Metade deles é composta por centrais sindicais (CTB, CUT, CONLUTAS, NCST, UGT) e suas organizações afiliadas (DIEESE e FST). O movimento de trabalhadores se destaca ainda pela atuação de sindicatos e associações de funcionários públicos, com a SINAIT (auditores do trabalho), ANPT (procuradores do trabalho), a ANAMATRA (juízes do trabalho) e a ANFIP (auditores fiscais), além de uma associação de aposentados (COBAP). Dois grupos empresariais, a CNI e a CNC, também merecem menção. Isto é, o lobby dos trabalhadores é muito superior ao de grupos empresariais.
Lobby não é crime
O lobby muitas vezes assume conotação pejorativa, sendo associado a atividades criminosas e de corrupção. Embora atividades ilícitas possam ocorrer a partir dessas movimentações, não significa que todo lobby resultará em negociatas.
O lobby pode ser explícito, como no caso da participação de grupos organizados em audiências públicas, protestos e envio de mensagens a autoridades. Já o lobby implícito pode ocorrer de todas as formas possíveis, nos bastidores, em gabinetes de autoridades, corredores do Congresso e eventos de entidades que convidam autoridades, por exemplo.
A regulamentação do lobby é discutida há cerca de quatro décadas no Congresso brasileiro. Neste período, já foram apresentados aproximadamente 30 projetos sobre a matéria. O governo Bolsonaro estuda uma proposição legislativa inspirada no modelo chileno, criando regras de maior transparência nas relações entre agentes privados e públicos.
E o que pode ser feito?
Os cientistas políticos ouvidos pela Gazeta do Povo foram unânimes em responder que o rent-seeking é algo “inerente à política”.
Para Bruno Carazza, ele será maior quanto mais oportunidades de negócios o Estado oferecer. “Quanto mais opaco for o processo de concepção de políticas públicas, maiores as chances de um comportamento rent-seeking por parte de grupos de interesses”, complementa o autor de Dinheiro, eleições e poder: As engrenagens do sistema político brasileiro.
Adriano Gianturco vai além. “[O rent-seeking] é inerente não só à política, mas aos seres vivos, seres humanos e outras espécies.
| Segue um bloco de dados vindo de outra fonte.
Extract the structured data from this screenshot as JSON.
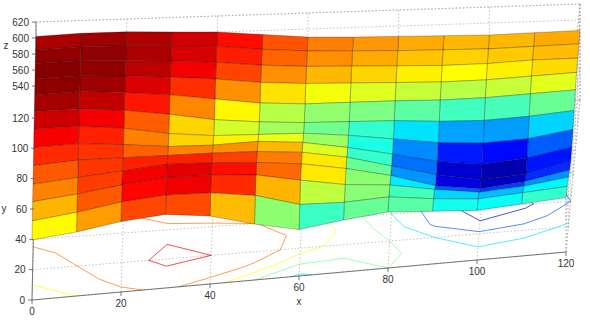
{
  "chart_data": {
    "type": "surfc",
    "xlabel": "x",
    "ylabel": "y",
    "zlabel": "z",
    "x": [
      0,
      10,
      20,
      30,
      40,
      50,
      60,
      70,
      80,
      90,
      100,
      110,
      120
    ],
    "y": [
      0,
      10,
      20,
      30,
      40,
      50,
      60,
      70,
      80,
      90,
      100,
      110,
      120
    ],
    "z": [
      [
        575,
        580,
        588,
        592,
        585,
        570,
        558,
        565,
        570,
        566,
        562,
        565,
        568
      ],
      [
        580,
        586,
        594,
        598,
        596,
        588,
        572,
        570,
        572,
        565,
        560,
        563,
        566
      ],
      [
        585,
        590,
        597,
        602,
        600,
        596,
        585,
        575,
        570,
        560,
        552,
        555,
        562
      ],
      [
        588,
        592,
        596,
        600,
        598,
        594,
        588,
        578,
        565,
        548,
        540,
        545,
        555
      ],
      [
        592,
        595,
        594,
        593,
        592,
        590,
        585,
        575,
        560,
        545,
        535,
        538,
        550
      ],
      [
        596,
        597,
        592,
        586,
        584,
        585,
        580,
        570,
        558,
        545,
        538,
        542,
        552
      ],
      [
        600,
        600,
        594,
        584,
        578,
        576,
        574,
        568,
        560,
        552,
        548,
        550,
        558
      ],
      [
        603,
        603,
        598,
        590,
        580,
        574,
        570,
        568,
        566,
        562,
        560,
        562,
        566
      ],
      [
        605,
        606,
        602,
        596,
        588,
        580,
        576,
        575,
        574,
        572,
        572,
        574,
        576
      ],
      [
        606,
        607,
        604,
        600,
        595,
        588,
        584,
        582,
        580,
        578,
        578,
        580,
        582
      ],
      [
        606,
        607,
        605,
        602,
        598,
        592,
        588,
        586,
        584,
        582,
        582,
        584,
        584
      ],
      [
        604,
        606,
        605,
        603,
        600,
        594,
        590,
        588,
        586,
        585,
        584,
        585,
        586
      ],
      [
        602,
        604,
        604,
        602,
        600,
        595,
        590,
        588,
        587,
        586,
        585,
        586,
        587
      ]
    ],
    "xlim": [
      0,
      120
    ],
    "ylim": [
      0,
      120
    ],
    "zlim": [
      500,
      620
    ],
    "xticks": [
      0,
      20,
      40,
      60,
      80,
      100,
      120
    ],
    "yticks": [
      0,
      20,
      40,
      60,
      80,
      100,
      120
    ],
    "zticks": [
      540,
      560,
      580,
      600,
      620
    ],
    "grid": true
  }
}
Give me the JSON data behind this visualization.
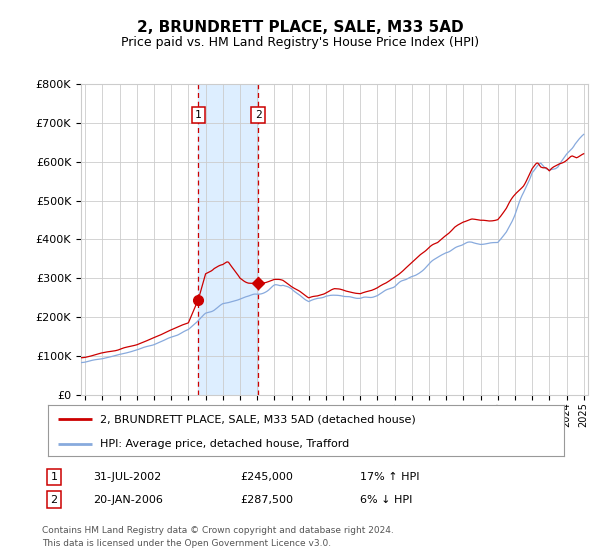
{
  "title": "2, BRUNDRETT PLACE, SALE, M33 5AD",
  "subtitle": "Price paid vs. HM Land Registry's House Price Index (HPI)",
  "ylim": [
    0,
    800000
  ],
  "xlim_start": 1995.75,
  "xlim_end": 2025.25,
  "sale1_date": 2002.58,
  "sale1_price": 245000,
  "sale1_label": "1",
  "sale2_date": 2006.05,
  "sale2_price": 287500,
  "sale2_label": "2",
  "red_line_color": "#cc0000",
  "blue_line_color": "#88aadd",
  "shade_color": "#ddeeff",
  "dashed_color": "#cc0000",
  "grid_color": "#cccccc",
  "background_color": "#ffffff",
  "legend_line1": "2, BRUNDRETT PLACE, SALE, M33 5AD (detached house)",
  "legend_line2": "HPI: Average price, detached house, Trafford",
  "table_row1": [
    "1",
    "31-JUL-2002",
    "£245,000",
    "17% ↑ HPI"
  ],
  "table_row2": [
    "2",
    "20-JAN-2006",
    "£287,500",
    "6% ↓ HPI"
  ],
  "footer": "Contains HM Land Registry data © Crown copyright and database right 2024.\nThis data is licensed under the Open Government Licence v3.0."
}
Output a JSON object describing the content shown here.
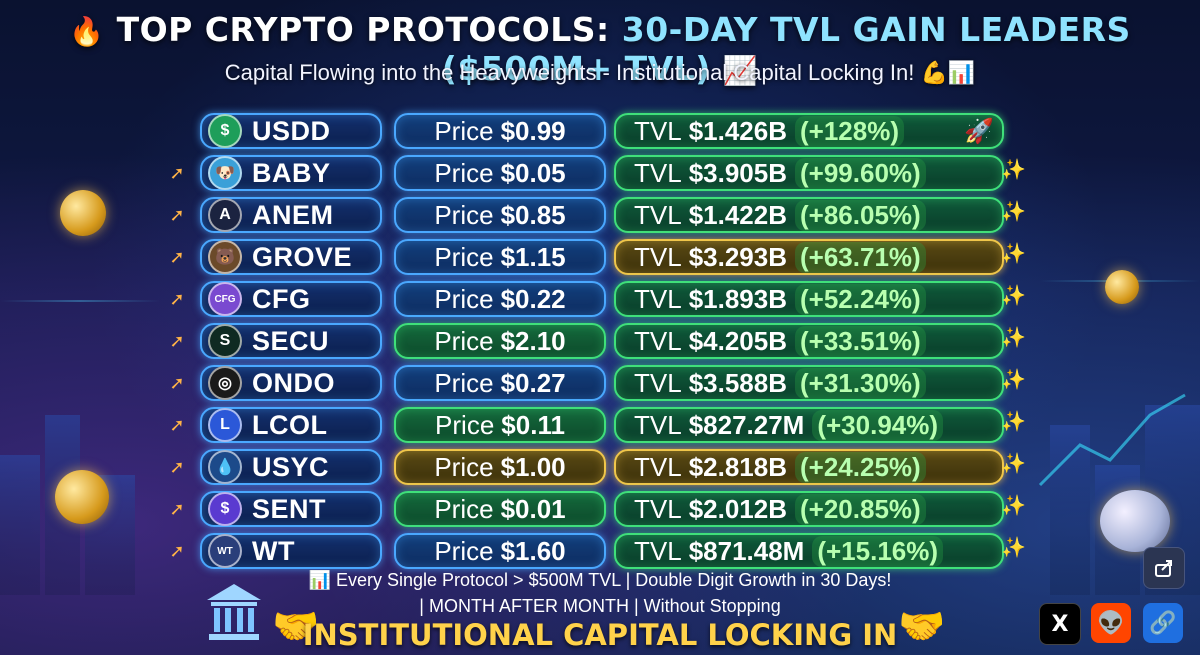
{
  "header": {
    "fire_emoji": "🔥",
    "title_main": "TOP CRYPTO PROTOCOLS: ",
    "title_accent": "30-DAY TVL GAIN LEADERS ($500M+ TVL)",
    "chart_emoji": "📈",
    "subtitle": "Capital Flowing into the Heavyweights - Institutional Capital Locking In! 💪📊"
  },
  "rows": [
    {
      "symbol": "USDD",
      "price_label": "Price",
      "price": "$0.99",
      "tvl_label": "TVL",
      "tvl": "$1.426B",
      "change": "(+128%)",
      "trail": "🚀",
      "logo_icon": "dollar-icon",
      "logo_text": "$",
      "logo_color": "#1e9e5a",
      "price_style": "blue",
      "tvl_style": "green"
    },
    {
      "symbol": "BABY",
      "price_label": "Price",
      "price": "$0.05",
      "tvl_label": "TVL",
      "tvl": "$3.905B",
      "change": "(+99.60%)",
      "trail": "✨",
      "logo_icon": "shiba-icon",
      "logo_text": "🐶",
      "logo_color": "#3aa0d8",
      "price_style": "blue",
      "tvl_style": "green"
    },
    {
      "symbol": "ANEM",
      "price_label": "Price",
      "price": "$0.85",
      "tvl_label": "TVL",
      "tvl": "$1.422B",
      "change": "(+86.05%)",
      "trail": "✨",
      "logo_icon": "anem-a-icon",
      "logo_text": "A",
      "logo_color": "#1b2340",
      "price_style": "blue",
      "tvl_style": "green"
    },
    {
      "symbol": "GROVE",
      "price_label": "Price",
      "price": "$1.15",
      "tvl_label": "TVL",
      "tvl": "$3.293B",
      "change": "(+63.71%)",
      "trail": "✨",
      "logo_icon": "grove-animal-icon",
      "logo_text": "🐻",
      "logo_color": "#6b4a2a",
      "price_style": "blue",
      "tvl_style": "gold"
    },
    {
      "symbol": "CFG",
      "price_label": "Price",
      "price": "$0.22",
      "tvl_label": "TVL",
      "tvl": "$1.893B",
      "change": "(+52.24%)",
      "trail": "✨",
      "logo_icon": "cfg-icon",
      "logo_text": "CFG",
      "logo_color": "#7a4ad0",
      "price_style": "blue",
      "tvl_style": "green"
    },
    {
      "symbol": "SECU",
      "price_label": "Price",
      "price": "$2.10",
      "tvl_label": "TVL",
      "tvl": "$4.205B",
      "change": "(+33.51%)",
      "trail": "✨",
      "logo_icon": "secu-s-icon",
      "logo_text": "S",
      "logo_color": "#0f2a22",
      "price_style": "green",
      "tvl_style": "green"
    },
    {
      "symbol": "ONDO",
      "price_label": "Price",
      "price": "$0.27",
      "tvl_label": "TVL",
      "tvl": "$3.588B",
      "change": "(+31.30%)",
      "trail": "✨",
      "logo_icon": "ondo-rings-icon",
      "logo_text": "◎",
      "logo_color": "#1a1a1a",
      "price_style": "blue",
      "tvl_style": "green"
    },
    {
      "symbol": "LCOL",
      "price_label": "Price",
      "price": "$0.11",
      "tvl_label": "TVL",
      "tvl": "$827.27M",
      "change": "(+30.94%)",
      "trail": "✨",
      "logo_icon": "lcol-l-icon",
      "logo_text": "L",
      "logo_color": "#2b58d8",
      "price_style": "green",
      "tvl_style": "green"
    },
    {
      "symbol": "USYC",
      "price_label": "Price",
      "price": "$1.00",
      "tvl_label": "TVL",
      "tvl": "$2.818B",
      "change": "(+24.25%)",
      "trail": "✨",
      "logo_icon": "usyc-drop-icon",
      "logo_text": "💧",
      "logo_color": "#1c4a8a",
      "price_style": "gold",
      "tvl_style": "gold"
    },
    {
      "symbol": "SENT",
      "price_label": "Price",
      "price": "$0.01",
      "tvl_label": "TVL",
      "tvl": "$2.012B",
      "change": "(+20.85%)",
      "trail": "✨",
      "logo_icon": "sent-s-icon",
      "logo_text": "$",
      "logo_color": "#5a3ad0",
      "price_style": "green",
      "tvl_style": "green"
    },
    {
      "symbol": "WT",
      "price_label": "Price",
      "price": "$1.60",
      "tvl_label": "TVL",
      "tvl": "$871.48M",
      "change": "(+15.16%)",
      "trail": "✨",
      "logo_icon": "wt-icon",
      "logo_text": "WT",
      "logo_color": "#2a3e7a",
      "price_style": "blue",
      "tvl_style": "green"
    }
  ],
  "footer": {
    "line1": "📊 Every Single Protocol > $500M TVL | Double Digit Growth in 30 Days!",
    "line2": "| MONTH AFTER MONTH | Without Stopping",
    "line3": "INSTITUTIONAL CAPITAL LOCKING IN",
    "handshake": "🤝"
  },
  "social": {
    "x_label": "X",
    "reddit_label": "👽",
    "link_label": "🔗",
    "share_icon": "share-icon"
  }
}
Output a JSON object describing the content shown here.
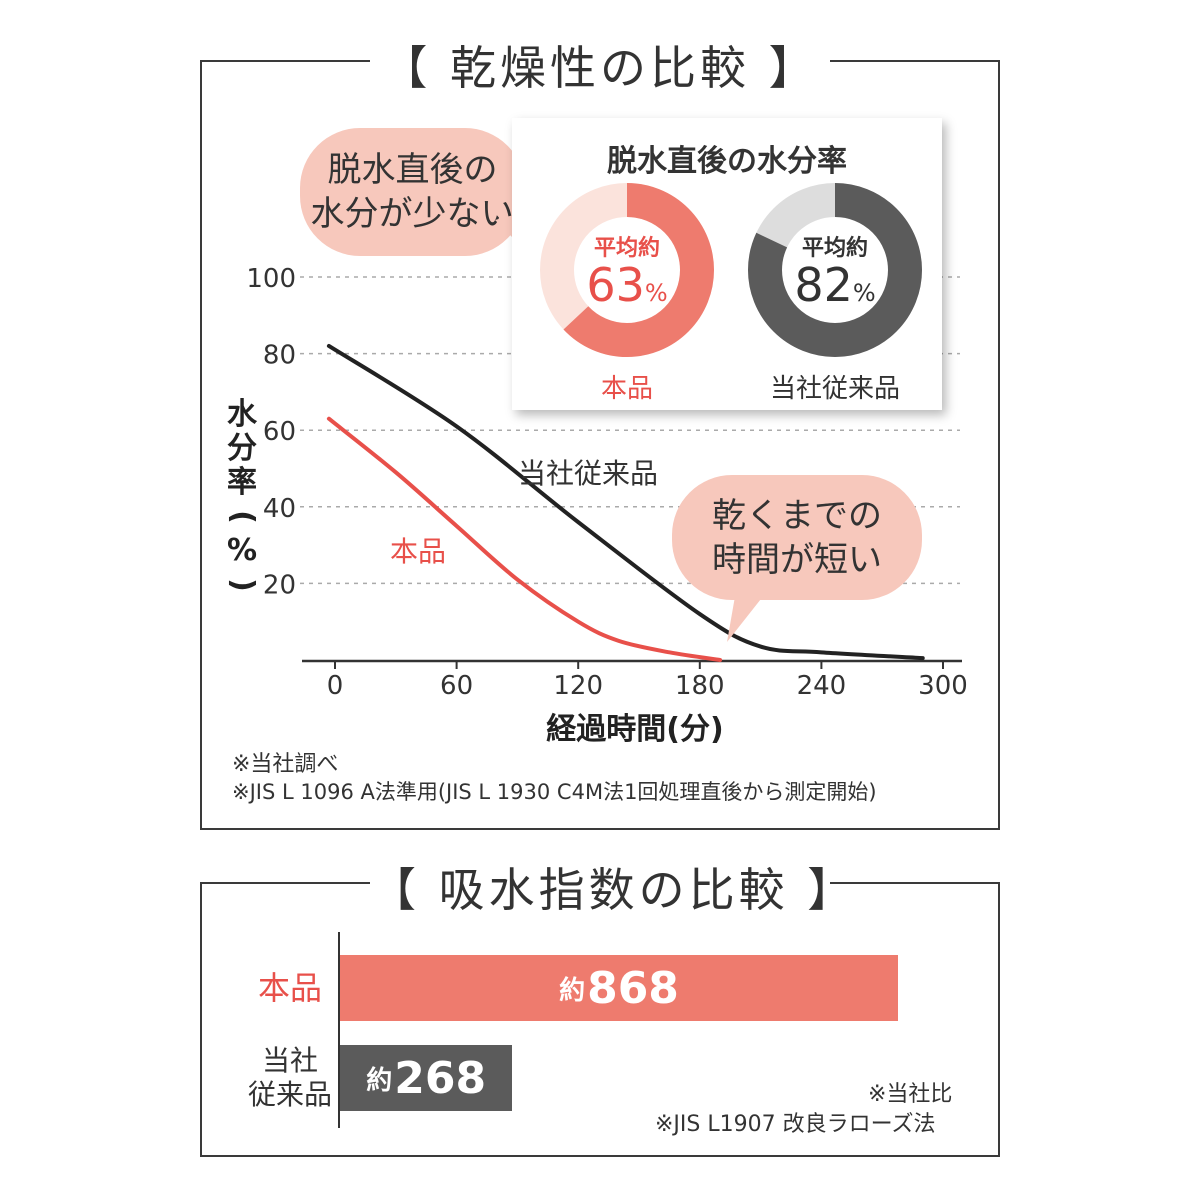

Estamos falando de parasitismo. Em português pode ser um termo muito ruim, com uma conotação negativa, mas o rent-seeking, em essência, é isso. Ele existe em todas as espécies de animais, fungos, sanguessugas, há entre vegetais também. E há autores que tratam isso, como Gianfranco Miglio, Alessandro Vitale, Nicola Iannello”, diz.
Autor de A Ciência da Política, Gianturco explica que “é tendência do ser humano optar pelo poder e viver às custas dos outros, o que é chancelado a partir do Estado”. Ele analisa que o Estado é o ente que oferece “uma série de oportunidades de free-riding” (com indivíduos e grupos vivendo às custas dos demais). “Os grupos que buscam rent-seeking institucionalizam essa tendência de parasitismo a partir do Estado”, afirma.
Embora a busca por renda política seja inevitável, há formas de diminuir o tamanho, intensidade, magnitude e extensão do fenômeno. Entre as soluções, Carazza aponta menos burocracia, um sistema tributário horizontal (sem alíquotas ou regimes diferenciados para determinados setores), vedação a qualquer tipo de Refis (renúncias fiscais) e uma revisão completa de esquemas de subsídios e outros gastos tributários setoriais. “Quanto ao processo de concepção de políticas públicas e regulação, necessitamos de avaliações prévias, um processo legislativo transparente (inclusive quanto às atividades de lobby) e reavaliações periódicas de implementação e impacto”, diz.
Gianturco repete a receita: liberalizar, privatizar, desregular, desburocratizar. O maior problema dessa agenda, contudo, é simples: ela representa tudo a que os grupos de interesses costumam se opor no Congresso Nacional.